Il y a aussi des êtres farfelus dont la posture et la démarche relèvent d'un travail corporel proche de la chorégraphie, comme cette femme du radiateur qui chante dans "Eraserhead" ou cet homme au micro à l‘allure de crooner dans "Blue Velvet". Ce sont des figures oniriques. La musique n'est pas que la matière des films, mais souvent aussi présente à l'image pour renforcer le caractère poétique. Même le compositeur Angelo Badalamenti a été filmé. Il joue du piano dans "Blue Velvet", et boit du café dans "Mulholland Drive". "Inland Empire" se termine en dansant sur Nina Simone. Les films de David Lynch ont quelque chose de festif, avec cet humour noir qui les caractérise. Le cinéaste lui-même est une rock-star, il s'affiche ostensiblement, mais préserve ses mystères en parlant peu de ses intentions. Il cultive un certain mythe. Même ses cheveux sont une oeuvre d'art (il y a d'ailleurs un groupe Facebook "Les amis de la coiffure de David Lynch"). En quelque sorte, le cinéaste correspond à ses films, il pourrait en être un personnage, aussi loufoque et décalé. On peut citer un équivalent : Andy Warhol, qui a su être aussi éclectique jusqu'à produire un groupe (Le Velvet underground).
L'univers de David Lynch est tellement marqué dans l'esprit des spectateurs qu'un adjectif s'est imposé, et s'est répandu dans le langage commun au delà du cinéma, parfois utilisé trop systématiquement. L'écrivain David Foster Wallace a donné une définition de l'adjectif lynchien : "Fait référence à une forme particulière d'ironie qui combine le très macabre au très ordinaire de manière à révéler la présence permanente de l'un dans l'autre". Il y a donc aussi une musique dite lynchienne, qualificatif pour des chansons voluptueuses et éthérées comme la voix spectrale de Julee Cruise qui chante sur "Twin Peaks" et "Blue Velvet". Cette expression désigne aussi les voix murmurées et sons assourdissants et dissonants.
Peuvent ainsi être labélisés "lynchiens" des artistes comme Portishead, Mazzy Star, Bat For Lashes ("Two Suns"), Fever Ray, Chairlift ("Does you inspire you"), Laurie Anderson, Memoryhouse ("The years"), Cocteau Twins, Puro Instinct ("Headbangers in Ecstasy").
On peut aussi évoquer les sons bruts et physiques de Scorn, Alec Empire, Suicide, et plus récemment, de Dirty Beaches ("Badlands", mars 2011) et l'inclassable La Jouvence.
Parfois, ce sont les titres des films qui influencent plus que la musique, comme ce "Who killed Amanda Palmer" de Amanda Palmer évoquant "Qui a tué Laura Palmer ?", le pilote de la série "Twin Peaks". La "patte" David Lynch est partout, comme une marque.

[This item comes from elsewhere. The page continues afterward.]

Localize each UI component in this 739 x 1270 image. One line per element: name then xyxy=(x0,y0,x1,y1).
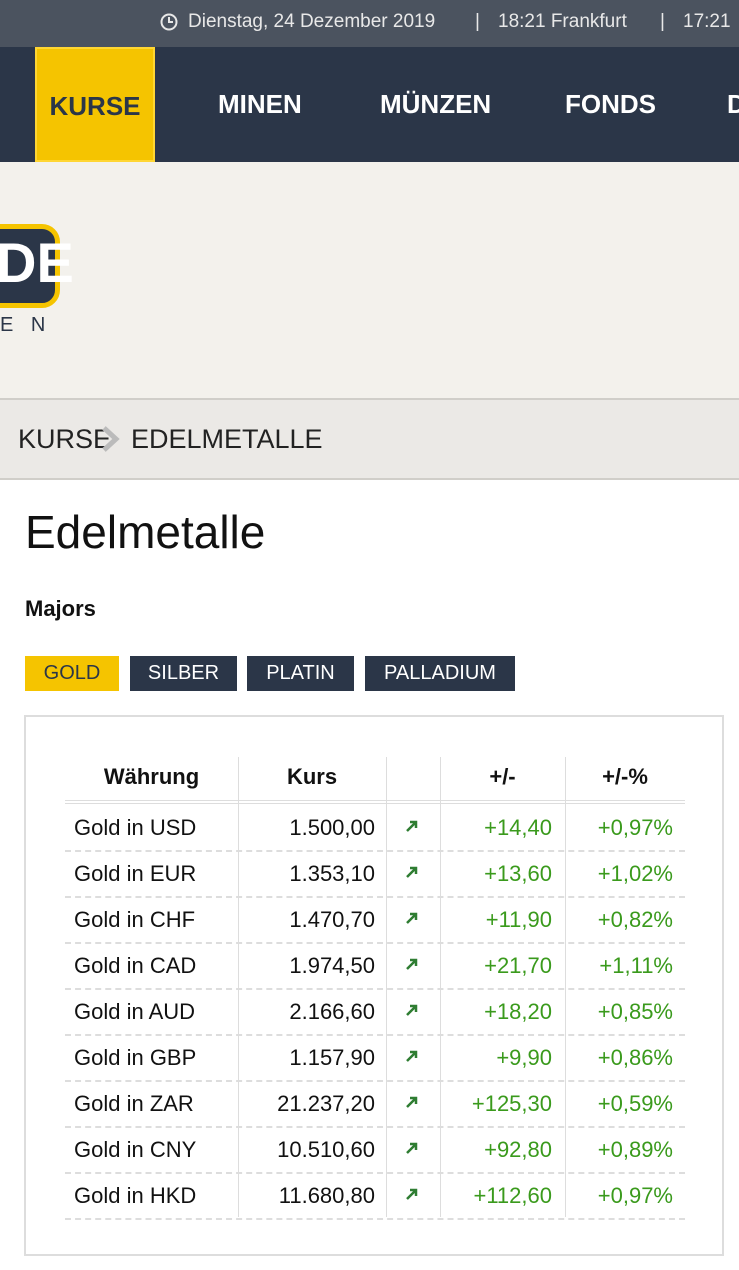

Après le cinéma, et ses créations musicales dans les films, le réalisateur a pu participer de loin ou de près à des disques en oubliant un instant sa caméra. Cette vocation est apparue tardivement, avec en 2010 l'album "Dark Night of the Soul", de Danger Mouse & Sparklehorse, dans lequel Lynch pose sa voix sur deux morceaux. En 2011, il sort deux EP ("Good Day Today", "I Know") annonçant son album à venir tout en remixant le single "Invisible" de Skylar Grey. Aussi, il produit le disque de Chrysta Bell "This Train" (sorti le 29 septembre 2011) dans l'esprit de Twin Peaks, qui visiblement continue de hanter son réalisateur David Lynch. Mais le véritable évènement discographique du cinéaste est son premier album solo, "Crazy Clown Time". Mais d'après ce qu'il annonce en interview, il ne s'agit pas là d'une nouvelle vocation, il s'amuse juste, sans prétendre être musicien, et reviendra vite au cinéma (son dernier long métrage datant de 2006, il se fait désirer). Quand la caméra le démange, il peut saisir quelques occasions pour livrer des petits films, comme récemment "I Touch A Red Button", un clip d'animation pour un titre du groupe Interpol. La musique n'est certes jamais loin.